I) This section will be an example of an outline.

    A) Outlines are popular for taking notes.

    B) They are useful in academia to sketch thoughts out before you write them.

         1) However, they are just as useful when you create them after you've written.

              a) I'm not a fan of following outlines.

                   i) If I outline, I end up breaking the outline to do something different to keep myself interested.

                       a] This is not a good habit to get into.

         2) When you're done writing your first draft, create an outline while you look at it. Summarize it all, get detailed, if you want. 

               a) Here's the catch if you work with me: you can't look at your manuscript while you do this.

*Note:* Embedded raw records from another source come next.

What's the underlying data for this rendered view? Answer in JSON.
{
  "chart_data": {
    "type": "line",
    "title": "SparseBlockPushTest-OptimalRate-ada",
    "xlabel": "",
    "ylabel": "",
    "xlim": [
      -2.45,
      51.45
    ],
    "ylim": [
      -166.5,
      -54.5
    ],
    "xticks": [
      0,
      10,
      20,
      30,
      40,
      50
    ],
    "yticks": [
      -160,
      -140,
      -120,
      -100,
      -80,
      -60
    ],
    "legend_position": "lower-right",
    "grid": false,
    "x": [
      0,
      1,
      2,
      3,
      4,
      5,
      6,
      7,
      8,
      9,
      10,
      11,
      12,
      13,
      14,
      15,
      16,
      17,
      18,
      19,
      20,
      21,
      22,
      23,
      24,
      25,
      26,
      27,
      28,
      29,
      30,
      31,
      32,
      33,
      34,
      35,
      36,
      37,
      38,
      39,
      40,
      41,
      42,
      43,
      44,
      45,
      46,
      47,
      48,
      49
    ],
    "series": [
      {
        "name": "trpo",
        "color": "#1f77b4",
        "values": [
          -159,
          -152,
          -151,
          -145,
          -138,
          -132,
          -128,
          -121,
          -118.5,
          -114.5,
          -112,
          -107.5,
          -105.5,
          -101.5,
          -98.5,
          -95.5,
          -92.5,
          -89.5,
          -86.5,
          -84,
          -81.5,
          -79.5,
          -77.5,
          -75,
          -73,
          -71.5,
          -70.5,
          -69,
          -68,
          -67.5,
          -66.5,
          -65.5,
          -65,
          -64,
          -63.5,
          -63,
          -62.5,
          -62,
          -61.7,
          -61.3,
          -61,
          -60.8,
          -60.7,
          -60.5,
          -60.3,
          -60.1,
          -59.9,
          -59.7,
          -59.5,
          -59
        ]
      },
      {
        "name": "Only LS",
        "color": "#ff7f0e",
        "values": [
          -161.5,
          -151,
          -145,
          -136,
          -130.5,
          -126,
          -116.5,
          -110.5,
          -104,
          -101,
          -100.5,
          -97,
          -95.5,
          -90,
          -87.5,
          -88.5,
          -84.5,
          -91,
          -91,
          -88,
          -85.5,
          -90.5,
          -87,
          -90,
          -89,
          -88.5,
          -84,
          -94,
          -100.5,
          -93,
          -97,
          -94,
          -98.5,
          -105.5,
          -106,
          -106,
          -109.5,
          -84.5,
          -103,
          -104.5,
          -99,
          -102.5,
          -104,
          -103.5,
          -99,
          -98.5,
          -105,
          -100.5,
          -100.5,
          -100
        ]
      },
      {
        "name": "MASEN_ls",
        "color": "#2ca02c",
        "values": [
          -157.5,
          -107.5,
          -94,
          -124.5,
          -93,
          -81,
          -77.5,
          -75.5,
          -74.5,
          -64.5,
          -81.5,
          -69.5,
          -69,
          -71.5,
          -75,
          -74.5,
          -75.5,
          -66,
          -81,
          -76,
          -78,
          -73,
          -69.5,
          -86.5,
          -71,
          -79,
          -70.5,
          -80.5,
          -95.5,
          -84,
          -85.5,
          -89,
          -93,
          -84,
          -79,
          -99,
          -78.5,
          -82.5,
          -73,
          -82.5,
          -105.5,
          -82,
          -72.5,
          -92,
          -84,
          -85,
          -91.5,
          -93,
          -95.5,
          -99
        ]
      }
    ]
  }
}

         3) When you're done with the reverse outline and your first draft, that's where the major editing process begins.

 

Reverse outlines are a thing I use to sneak out of doing a traditional second draft. It's fast and effective. When I reverse outline, I do not look at my draft. I wait a couple weeks (at least) before I try to outline what I've written by memory. Then, I go back and read the draft with my outline. Oops, I forgot a scene. Guess it wasn't that important, then, and I cut it. Or, if the scene ends up being really important and I just forgot it, it's not memorable enough, and I need to operate on it. I flag it as something to re-write when I'm going through the story again.

 

Looking at the outline lets me see if everything is connected. If there's a sentence in my outline that seems out-of-place, it might be because the scene is. 

 

The reverse outline is my buddy. It keeps me on track. I get in trouble a lot of babbling, so this keeps me on topic.

World-building

World-building is when you make the setting of your world. I'm not talking about bus stops and graffiti. I'm talking about the old lady that smokes on her stoop every morning at 7:48 while Bruno the Pomeranian pees on the tree your MC wants to park their bike at, right in front of the church.

 

People are sometimes mistaken that setting only has to do with the five senses we are lucky enough to have. This is only short-changing yourself. The old lady lets Bruno pee on the tree in front of the church because the pastor of said church and her got in a fight a decade ago about her cheating on her second husband. It's her way of flipping the man a bird without buying a ticket to the Hell she believes in. Why is this important to your main character and your story? Because this is something your MC will know. Your MC goes to that church and sees how the pastor looks at the dog and to the old lady, how he subtly stares with irritation while your MC tries to talk to him. Your MC might even feel like the pastor isn't listening, which may cause your MC to trail off and think about their problem as they explain it out loud. 

 

The pastor is worried about the old lady's soul, and your MC is worried about their problems. However, both can exist at the same time, and make the world feel more realistic. Your reader doesn't have to have blinders on just because the MC does.

 

World-building often ties into fantasy. Religion. Social cues. Shaking hands--is that good or bad? Does one sneeze into their hand or their arm to be polite? 

 

At the risk of receiving death threats, I will say that perhaps with a little more world-building, we would better understand why Harry Potter's bones could be healed with a potion, but not his eyes. This is just a practical example I hope many readers will understand. (For the record, I'm a Ravenclaw. Surprise.)